22  When it adopted the NAFTA Implementation Act, the US Congress expressly denied self-executing or direct effect of the agreement in US law. The agreement is precluded from having direct effect in Canada as a matter of constitutional interpretation. It appears that direct application of the NAFTA is permitted as a matter of Mexican constitutional law (as noted in a Chapter 19 panel report).

E.  Concluding Assessment

23  The rapid increase over the past decade of imports into the US from China, and the outsourcing of US jobs to India, has shifted the focus of the US public away from the NAFTA and toward Asia. Mexico is grappling with internal issues that likewise divert attention from external trade. Nonetheless, the NAFTA remains the subject of some political controversy as labour unions in the US continue to stand in opposition, and some NGOs assert that the NAFTA has harmed the interests of Mexico’s less affluent farm operators.

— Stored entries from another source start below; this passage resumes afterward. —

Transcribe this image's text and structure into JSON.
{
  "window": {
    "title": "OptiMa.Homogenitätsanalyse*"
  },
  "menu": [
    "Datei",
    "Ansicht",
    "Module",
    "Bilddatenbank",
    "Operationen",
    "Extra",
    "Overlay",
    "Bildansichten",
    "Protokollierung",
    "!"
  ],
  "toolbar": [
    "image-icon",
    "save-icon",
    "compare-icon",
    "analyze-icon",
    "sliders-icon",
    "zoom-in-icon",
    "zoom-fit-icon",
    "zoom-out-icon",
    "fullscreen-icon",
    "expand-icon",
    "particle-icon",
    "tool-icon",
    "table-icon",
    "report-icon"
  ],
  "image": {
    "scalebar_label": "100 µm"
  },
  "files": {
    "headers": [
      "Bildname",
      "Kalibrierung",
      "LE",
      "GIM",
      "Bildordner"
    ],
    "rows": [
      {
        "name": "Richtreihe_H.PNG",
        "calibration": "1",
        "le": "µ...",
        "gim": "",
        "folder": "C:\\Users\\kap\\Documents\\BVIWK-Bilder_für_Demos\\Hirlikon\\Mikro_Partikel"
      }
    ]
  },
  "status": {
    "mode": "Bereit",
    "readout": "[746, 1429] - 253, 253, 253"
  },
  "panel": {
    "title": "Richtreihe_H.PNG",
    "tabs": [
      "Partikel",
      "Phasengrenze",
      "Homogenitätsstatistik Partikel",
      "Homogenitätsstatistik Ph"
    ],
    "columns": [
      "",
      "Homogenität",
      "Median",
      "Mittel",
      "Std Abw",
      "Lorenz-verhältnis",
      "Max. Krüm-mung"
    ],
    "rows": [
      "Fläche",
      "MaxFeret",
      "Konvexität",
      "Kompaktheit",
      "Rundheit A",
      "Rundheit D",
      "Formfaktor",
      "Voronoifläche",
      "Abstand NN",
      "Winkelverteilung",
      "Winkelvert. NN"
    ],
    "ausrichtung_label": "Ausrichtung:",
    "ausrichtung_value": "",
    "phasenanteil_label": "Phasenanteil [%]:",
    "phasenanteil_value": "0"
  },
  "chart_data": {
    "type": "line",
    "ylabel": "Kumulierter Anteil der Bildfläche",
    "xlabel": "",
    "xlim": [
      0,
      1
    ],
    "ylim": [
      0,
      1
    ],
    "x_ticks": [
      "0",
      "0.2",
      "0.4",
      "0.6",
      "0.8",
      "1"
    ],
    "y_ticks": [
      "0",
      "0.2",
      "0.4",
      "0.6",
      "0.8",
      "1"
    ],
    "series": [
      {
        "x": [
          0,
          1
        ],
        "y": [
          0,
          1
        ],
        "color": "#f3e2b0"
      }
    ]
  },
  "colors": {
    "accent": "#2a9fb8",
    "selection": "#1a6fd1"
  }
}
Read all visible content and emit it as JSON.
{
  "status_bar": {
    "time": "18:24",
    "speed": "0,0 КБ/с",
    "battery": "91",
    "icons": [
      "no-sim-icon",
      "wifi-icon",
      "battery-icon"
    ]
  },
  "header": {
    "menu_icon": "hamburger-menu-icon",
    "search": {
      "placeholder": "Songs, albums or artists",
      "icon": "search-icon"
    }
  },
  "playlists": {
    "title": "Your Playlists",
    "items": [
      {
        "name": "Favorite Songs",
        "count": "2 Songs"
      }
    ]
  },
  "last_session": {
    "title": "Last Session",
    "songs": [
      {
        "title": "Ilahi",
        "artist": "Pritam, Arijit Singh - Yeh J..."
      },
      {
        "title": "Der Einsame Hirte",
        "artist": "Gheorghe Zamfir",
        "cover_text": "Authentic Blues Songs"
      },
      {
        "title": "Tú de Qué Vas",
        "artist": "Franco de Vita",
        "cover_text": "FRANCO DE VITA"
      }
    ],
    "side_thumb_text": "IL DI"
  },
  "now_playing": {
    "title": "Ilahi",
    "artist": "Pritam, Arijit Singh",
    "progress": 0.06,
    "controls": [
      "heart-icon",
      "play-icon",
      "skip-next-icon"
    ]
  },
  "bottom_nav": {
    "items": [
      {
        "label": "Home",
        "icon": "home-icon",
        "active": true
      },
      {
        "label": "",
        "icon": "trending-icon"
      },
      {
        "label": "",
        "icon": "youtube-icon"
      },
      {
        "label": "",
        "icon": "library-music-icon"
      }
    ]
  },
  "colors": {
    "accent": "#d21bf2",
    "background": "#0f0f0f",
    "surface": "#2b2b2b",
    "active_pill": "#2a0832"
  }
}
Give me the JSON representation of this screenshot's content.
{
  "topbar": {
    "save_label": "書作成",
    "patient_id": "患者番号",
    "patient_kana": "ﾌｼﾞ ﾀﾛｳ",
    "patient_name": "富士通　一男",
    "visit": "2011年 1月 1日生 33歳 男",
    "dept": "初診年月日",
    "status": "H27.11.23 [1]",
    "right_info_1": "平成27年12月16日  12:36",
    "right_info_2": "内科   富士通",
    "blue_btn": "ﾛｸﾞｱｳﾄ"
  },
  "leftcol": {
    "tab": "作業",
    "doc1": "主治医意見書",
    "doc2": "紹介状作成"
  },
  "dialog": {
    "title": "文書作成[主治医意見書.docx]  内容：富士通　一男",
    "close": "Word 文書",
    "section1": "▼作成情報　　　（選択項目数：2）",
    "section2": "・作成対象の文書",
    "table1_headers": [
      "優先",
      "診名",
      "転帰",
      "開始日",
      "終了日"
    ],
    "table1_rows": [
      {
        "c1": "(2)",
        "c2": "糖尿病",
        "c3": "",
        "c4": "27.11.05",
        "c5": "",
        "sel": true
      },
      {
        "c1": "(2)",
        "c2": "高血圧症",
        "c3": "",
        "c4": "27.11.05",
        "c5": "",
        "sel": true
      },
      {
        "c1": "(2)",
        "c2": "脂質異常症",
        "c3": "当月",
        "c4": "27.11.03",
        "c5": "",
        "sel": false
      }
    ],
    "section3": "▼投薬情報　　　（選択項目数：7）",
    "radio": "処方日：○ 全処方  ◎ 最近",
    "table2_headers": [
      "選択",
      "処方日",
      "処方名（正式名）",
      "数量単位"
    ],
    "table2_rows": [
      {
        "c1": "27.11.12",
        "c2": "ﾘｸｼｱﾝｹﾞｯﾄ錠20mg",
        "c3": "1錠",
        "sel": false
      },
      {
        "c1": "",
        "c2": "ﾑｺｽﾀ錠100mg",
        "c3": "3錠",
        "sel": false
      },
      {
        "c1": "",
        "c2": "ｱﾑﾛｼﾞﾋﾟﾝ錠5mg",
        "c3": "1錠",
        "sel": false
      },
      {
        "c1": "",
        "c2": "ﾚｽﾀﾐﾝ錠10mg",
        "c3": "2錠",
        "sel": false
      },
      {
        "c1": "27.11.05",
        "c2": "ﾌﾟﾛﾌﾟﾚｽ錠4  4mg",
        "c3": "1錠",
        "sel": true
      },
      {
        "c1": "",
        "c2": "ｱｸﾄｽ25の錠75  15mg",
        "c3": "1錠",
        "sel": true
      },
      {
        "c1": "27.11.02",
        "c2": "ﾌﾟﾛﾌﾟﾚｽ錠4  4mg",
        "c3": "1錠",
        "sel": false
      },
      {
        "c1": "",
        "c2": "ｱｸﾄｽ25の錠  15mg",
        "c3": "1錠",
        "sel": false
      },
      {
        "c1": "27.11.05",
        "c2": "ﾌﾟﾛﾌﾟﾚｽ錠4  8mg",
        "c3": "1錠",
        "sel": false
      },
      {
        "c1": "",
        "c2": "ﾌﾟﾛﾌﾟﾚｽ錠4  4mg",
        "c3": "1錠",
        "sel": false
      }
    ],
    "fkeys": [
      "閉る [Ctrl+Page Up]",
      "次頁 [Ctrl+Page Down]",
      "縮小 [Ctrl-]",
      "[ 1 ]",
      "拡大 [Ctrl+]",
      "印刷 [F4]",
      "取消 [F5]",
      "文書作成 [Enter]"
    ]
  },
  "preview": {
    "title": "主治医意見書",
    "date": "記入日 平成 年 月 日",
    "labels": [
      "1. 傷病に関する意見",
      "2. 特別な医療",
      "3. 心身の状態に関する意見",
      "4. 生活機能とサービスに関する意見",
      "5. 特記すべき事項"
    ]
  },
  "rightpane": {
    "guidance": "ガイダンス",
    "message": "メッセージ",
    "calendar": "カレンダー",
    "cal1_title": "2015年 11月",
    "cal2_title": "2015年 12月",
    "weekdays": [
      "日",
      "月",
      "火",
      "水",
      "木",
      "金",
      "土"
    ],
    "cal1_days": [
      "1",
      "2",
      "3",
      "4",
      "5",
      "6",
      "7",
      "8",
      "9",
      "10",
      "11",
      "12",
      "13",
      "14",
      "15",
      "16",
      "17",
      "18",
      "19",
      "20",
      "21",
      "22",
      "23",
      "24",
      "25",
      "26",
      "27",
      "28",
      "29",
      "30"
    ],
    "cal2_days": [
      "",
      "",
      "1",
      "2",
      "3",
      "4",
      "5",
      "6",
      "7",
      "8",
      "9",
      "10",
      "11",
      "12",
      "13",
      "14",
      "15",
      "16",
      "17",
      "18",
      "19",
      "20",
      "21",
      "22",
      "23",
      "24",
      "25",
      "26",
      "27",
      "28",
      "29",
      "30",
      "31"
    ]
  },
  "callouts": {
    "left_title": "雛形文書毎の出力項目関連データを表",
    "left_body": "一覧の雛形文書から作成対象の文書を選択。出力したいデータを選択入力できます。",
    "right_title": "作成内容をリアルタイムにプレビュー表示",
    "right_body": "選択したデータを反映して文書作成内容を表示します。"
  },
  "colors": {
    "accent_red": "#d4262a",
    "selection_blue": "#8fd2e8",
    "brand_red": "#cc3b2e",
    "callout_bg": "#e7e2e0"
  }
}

Yet regardless of the changeable political environment, the geographical proximity of the NAFTA parties and the substantial cross-border movement of persons between them virtually assure that this legal framework for trade relations will remain important. As some of China’s advantages as a low-cost manufacturing platform recede, and with some escalation in geopolitical tensions, it will not be surprising if US-based multinational enterprises redirect some of their production activity into the NAFTA region.